Но стук в окно, неуместный, безжалостный, ворвался в их счастливый мир, мгновенно потускневший и принявший сухую, злую форму убогой комнаты.

Маша в страхе и смущении, закрывая грудь руками, отпрянула в угол комнаты, а Лихунов, взяв в руки лампу, подошел к окну и отворил его. На улице, под окном, с фонарем в руках, читая что-то в развернутом листе бумаги, стоял незнакомый Лихунову фельдфебель.

– Вы будете капитан Лихунов, что ли? – сердито спросил фельдфебель.

– Да, я Лихунов. Чего тебе надо?

– А извольте в штаб немедленно пожаловать, к их превосходительству начальнику артиллерийскому. – И добавил, растворяясь в темноте: – Просили не мешкать.

Лихунов затворил окно, повернулся. Маша, уже одетая, сидела у стола и не смотрела на него. Лихунову было жаль девушку, жаль себя, он негодовал на случай, прервавший тот счастливый, упоительный момент, разбивший чувство радостного предвкушения грядущего наслаждения, но другой мужчина, мужчина-воин, ненавидевший войну, уже гордо поднял голову и расправил плечи.

– Маша, меня вызывают…

– Да, я слышала, – не поворачивая головы, произнесла девушка.

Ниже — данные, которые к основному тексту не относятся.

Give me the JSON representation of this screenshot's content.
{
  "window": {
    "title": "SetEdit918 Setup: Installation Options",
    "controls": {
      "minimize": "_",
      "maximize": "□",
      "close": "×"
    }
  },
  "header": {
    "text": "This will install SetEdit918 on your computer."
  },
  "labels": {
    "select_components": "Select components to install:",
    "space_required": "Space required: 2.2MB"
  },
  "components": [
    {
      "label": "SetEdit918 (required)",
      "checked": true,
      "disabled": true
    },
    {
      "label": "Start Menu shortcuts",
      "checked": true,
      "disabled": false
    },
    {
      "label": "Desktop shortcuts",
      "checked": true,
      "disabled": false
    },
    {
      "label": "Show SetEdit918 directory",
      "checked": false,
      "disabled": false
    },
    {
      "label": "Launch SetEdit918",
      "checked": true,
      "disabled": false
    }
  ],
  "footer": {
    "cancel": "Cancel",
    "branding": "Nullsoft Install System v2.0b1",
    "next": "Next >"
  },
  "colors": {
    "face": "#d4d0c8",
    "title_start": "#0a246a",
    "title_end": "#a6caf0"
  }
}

– Меня вызывают, и я думаю, для того, чтобы отправить на позиции.

– Ты, разумеется, доволен.

Лихунов молчал. Подошел к Маше и положил ладонь на ее мягкое плечо.

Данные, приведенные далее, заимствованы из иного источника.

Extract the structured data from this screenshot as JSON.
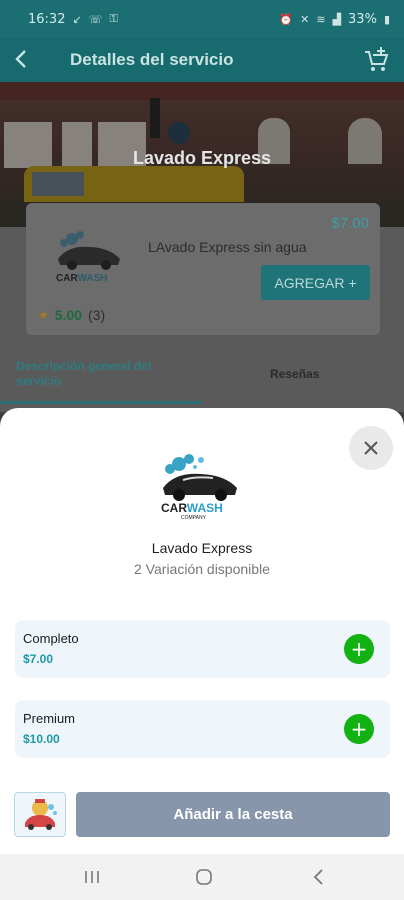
{
  "status_bar": {
    "time": "16:32",
    "battery": "33%",
    "icons_left": [
      "missed-call-icon",
      "phone-icon",
      "lock-icon"
    ],
    "icons_right": [
      "alarm-icon",
      "mute-icon",
      "wifi-icon",
      "signal-icon"
    ]
  },
  "app_bar": {
    "back_icon": "arrow-back-icon",
    "title": "Detalles del servicio",
    "cart_icon": "cart-plus-icon"
  },
  "hero": {
    "title": "Lavado Express"
  },
  "service_card": {
    "price": "$7.00",
    "name": "LAvado Express sin agua",
    "add_label": "AGREGAR +",
    "rating": "5.00",
    "rating_count": "(3)",
    "logo_text_1": "CAR",
    "logo_text_2": "WASH",
    "logo_sub": "COMPANY"
  },
  "tabs": [
    {
      "label": "Descripción general del servicio",
      "active": true
    },
    {
      "label": "Reseñas",
      "active": false
    }
  ],
  "sheet": {
    "close_icon": "close-icon",
    "name": "Lavado Express",
    "variations": "2 Variación disponible",
    "logo_text_1": "CAR",
    "logo_text_2": "WASH",
    "logo_sub": "COMPANY",
    "variants": [
      {
        "name": "Completo",
        "price": "$7.00"
      },
      {
        "name": "Premium",
        "price": "$10.00"
      }
    ],
    "add_to_basket": "Añadir a la cesta"
  },
  "nav_bar": {
    "icons": [
      "recent-apps-icon",
      "home-icon",
      "back-icon"
    ]
  },
  "colors": {
    "accent": "#1f9aa3",
    "add_button": "#13b213",
    "basket_button": "#8796ab"
  }
}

– Да, я ждал этого момента, вернее… момент этот сам меня нашел. Я нужен войне, Маша.

Маша порывисто схватила его руку, поднесла к мокрому от слез лицу, принялась целовать и все говорила быстро:

– Нет, ты не войне нужен, мне, мне, только мне! Милый, дорогой мой, помни обо мне и о себе тоже помни! Если тебя убьют, для меня уже не будет жизни! Знай, что ждут тебя, любят, да, да, тебя, лишь тебя одного!